Confesso que adorei a entrevista que o Dr. Magalhães e Silva deu ao Público a semana passada. O relato cândido acerca do funcionamento da “elite” Portuguesa ilustra bem as origens do momento a que chegámos.
Comecemos pelo início. O Dr. Magalhães e Silva faz parte da chamada Geração de 62, construída em torno da mitologia das lutas académicas contra o regime. Um conjunto de filhos-família, como Jorge Sampaio, Isabel do Carmo ou José Medeiros Ferreira manifestaram-se contra a ditadura, ganhando, assim, as credenciais necessárias para a sua legitimação no regime democrático. Magalhães e Silva, Nuno Brederode Santos ou Luís Nunes de Almeida juntar-se-iam mais tarde a este grupo de consumados génios.
Sampaio era o ponta de lança desta gente. Um suposto gentleman Inglês – parece que até houve um dia, ó glória, em que falou Inglês na CNN, um feito ao alcance de poucos –, Sampaio nunca passou de um político medíocre que subitamente, por desventuras e sortes várias, viu-se sentado em Belém. De resto, a importância que Sampaio e a sua entourage dão a si próprios é fascinante, como bem ilustra o livro de José Pedro Castanheira. Dois tomos, com mais de duas mil páginas numa biografia claramente acima das suas possibilidades. Nas palavras sábias de Vasco Pulido Valente, citando o próprio Sampaio, “30 amigos certos valem bem três mil militantes na rua”. De facto, voltando ainda a VPV, “não mais do que 30 amigos conseguiram que ele finalmente chegasse a Belém, onde a vacuidade final do grupo se manifestou em todo o seu esplendor”.
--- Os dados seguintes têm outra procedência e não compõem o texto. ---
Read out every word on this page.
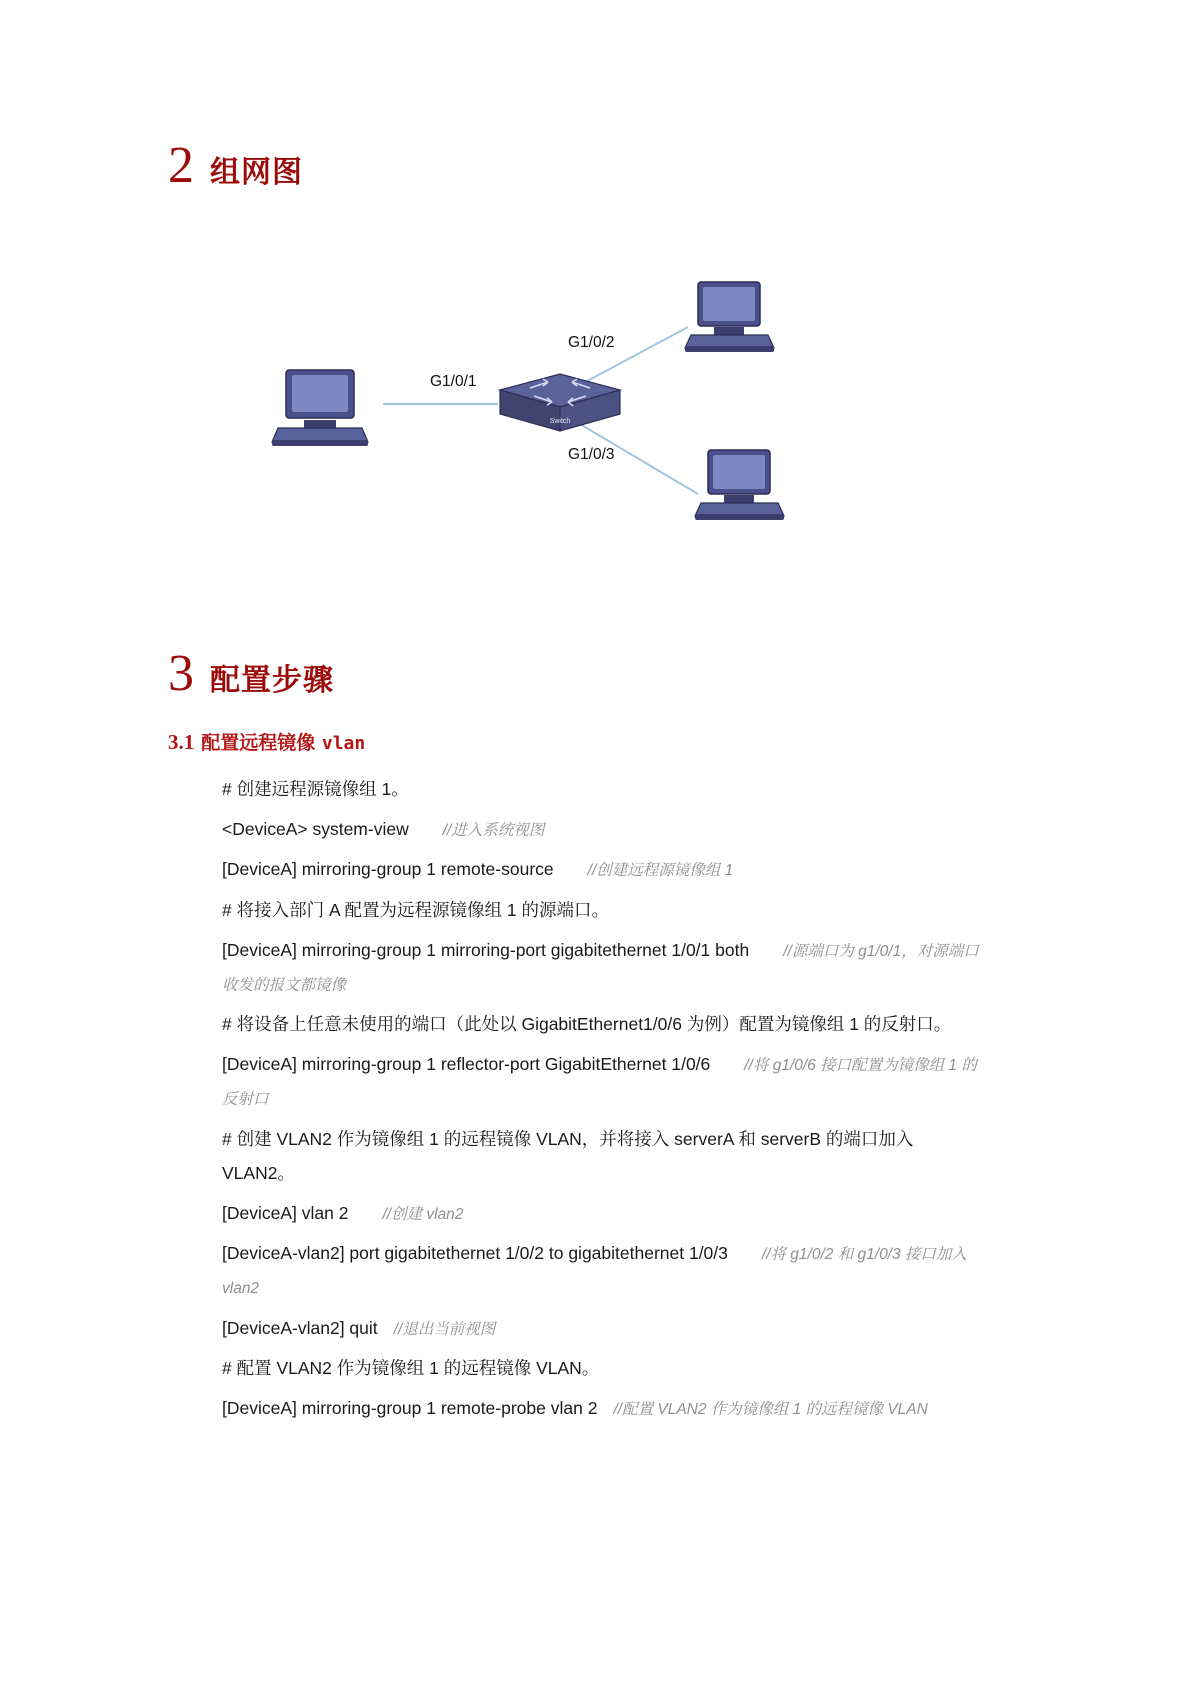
2 组网图
Switch
G1/0/1
G1/0/2
G1/0/3
3 配置步骤
3.1 配置远程镜像 vlan

# 创建远程源镜像组 1。

<DeviceA> system-view //进入系统视图

[DeviceA] mirroring-group 1 remote-source //创建远程源镜像组 1

# 将接入部门 A 配置为远程源镜像组 1 的源端口。

[DeviceA] mirroring-group 1 mirroring-port gigabitethernet 1/0/1 both //源端口为 g1/0/1，对源端口收发的报文都镜像

# 将设备上任意未使用的端口（此处以 GigabitEthernet1/0/6 为例）配置为镜像组 1 的反射口。

[DeviceA] mirroring-group 1 reflector-port GigabitEthernet 1/0/6 //将 g1/0/6 接口配置为镜像组 1 的反射口

# 创建 VLAN2 作为镜像组 1 的远程镜像 VLAN，并将接入 serverA 和 serverB 的端口加入 VLAN2。

[DeviceA] vlan 2 //创建 vlan2

[DeviceA-vlan2] port gigabitethernet 1/0/2 to gigabitethernet 1/0/3 //将 g1/0/2 和 g1/0/3 接口加入 vlan2

[DeviceA-vlan2] quit //退出当前视图

# 配置 VLAN2 作为镜像组 1 的远程镜像 VLAN。

[DeviceA] mirroring-group 1 remote-probe vlan 2 //配置 VLAN2 作为镜像组 1 的远程镜像 VLAN
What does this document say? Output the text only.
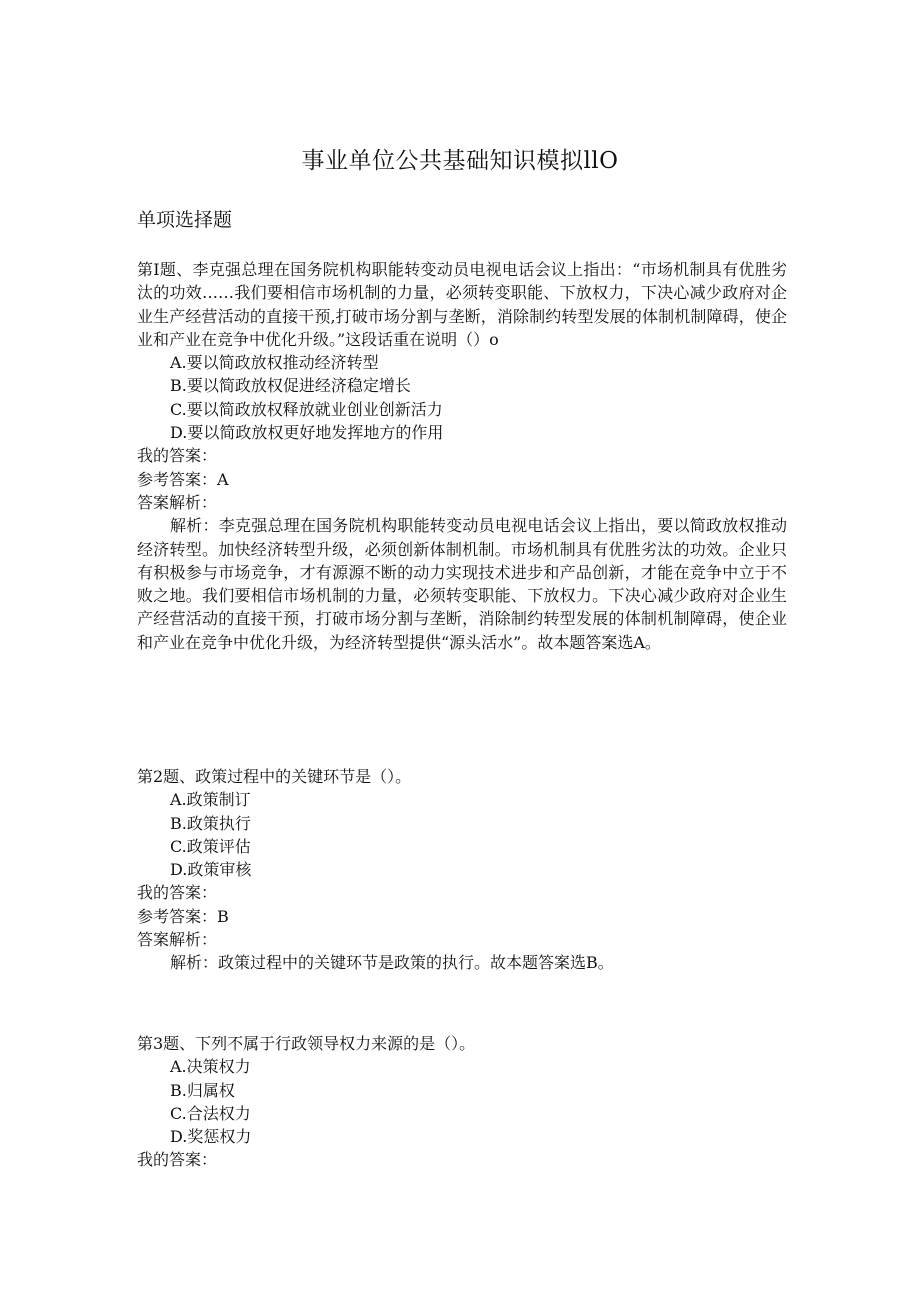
事业单位公共基础知识模拟llO
单项选择题

第I题、李克强总理在国务院机构职能转变动员电视电话会议上指出：“市场机制具有优胜劣汰的功效……我们要相信市场机制的力量，必须转变职能、下放权力，下决心减少政府对企业生产经营活动的直接干预,打破市场分割与垄断，消除制约转型发展的体制机制障碍，使企业和产业在竞争中优化升级。”这段话重在说明（）o

A.要以简政放权推动经济转型

B.要以简政放权促进经济稳定增长

C.要以简政放权释放就业创业创新活力

D.要以简政放权更好地发挥地方的作用

我的答案：

参考答案：A

答案解析：

解析：李克强总理在国务院机构职能转变动员电视电话会议上指出，要以简政放权推动经济转型。加快经济转型升级，必须创新体制机制。市场机制具有优胜劣汰的功效。企业只有积极参与市场竞争，才有源源不断的动力实现技术进步和产品创新，才能在竞争中立于不败之地。我们要相信市场机制的力量，必须转变职能、下放权力。下决心减少政府对企业生产经营活动的直接干预，打破市场分割与垄断，消除制约转型发展的体制机制障碍，使企业和产业在竞争中优化升级，为经济转型提供“源头活水”。故本题答案选A。

第2题、政策过程中的关键环节是（）。

A.政策制订

B.政策执行

C.政策评估

D.政策审核

我的答案：

参考答案：B

答案解析：

解析：政策过程中的关键环节是政策的执行。故本题答案选B。

第3题、下列不属于行政领导权力来源的是（）。

A.决策权力

B.归属权

C.合法权力

D.奖惩权力

我的答案：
De resto, a entrevista do Dr. Magalhães e Silva é bem ilustrativa da importância dos amigos. Macau, onde o nosso caro e excelso Dr. passou como Secretário Adjunto e Justiça, Membro do Conselho Superior de Justiça de Macau e, mais tarde, Representante do Presidente da República no Grupo de Ligação Luso-Chinês, foi um belíssimo sítio para fazer amigos e montar redes de influências. Por lá, passaram figuras gradas do regime como Jorge Coelho, António Vitorino, Pedro Siza Vieira, Eduardo Cabrita e Diogo Lacerda Machado, recomendadas, de acordo com o Dr. Magalhães e Silva, por António Costa que havia feito o estágio de advocacia – adivinharam – na Jardim, Sampaio, Magalhães e Silva e associados. Presumo que não preciso de fazer um desenho aos meus caros leitores para perceberem o que une toda esta gente e o modo como em 2022 têm um papel central no regime.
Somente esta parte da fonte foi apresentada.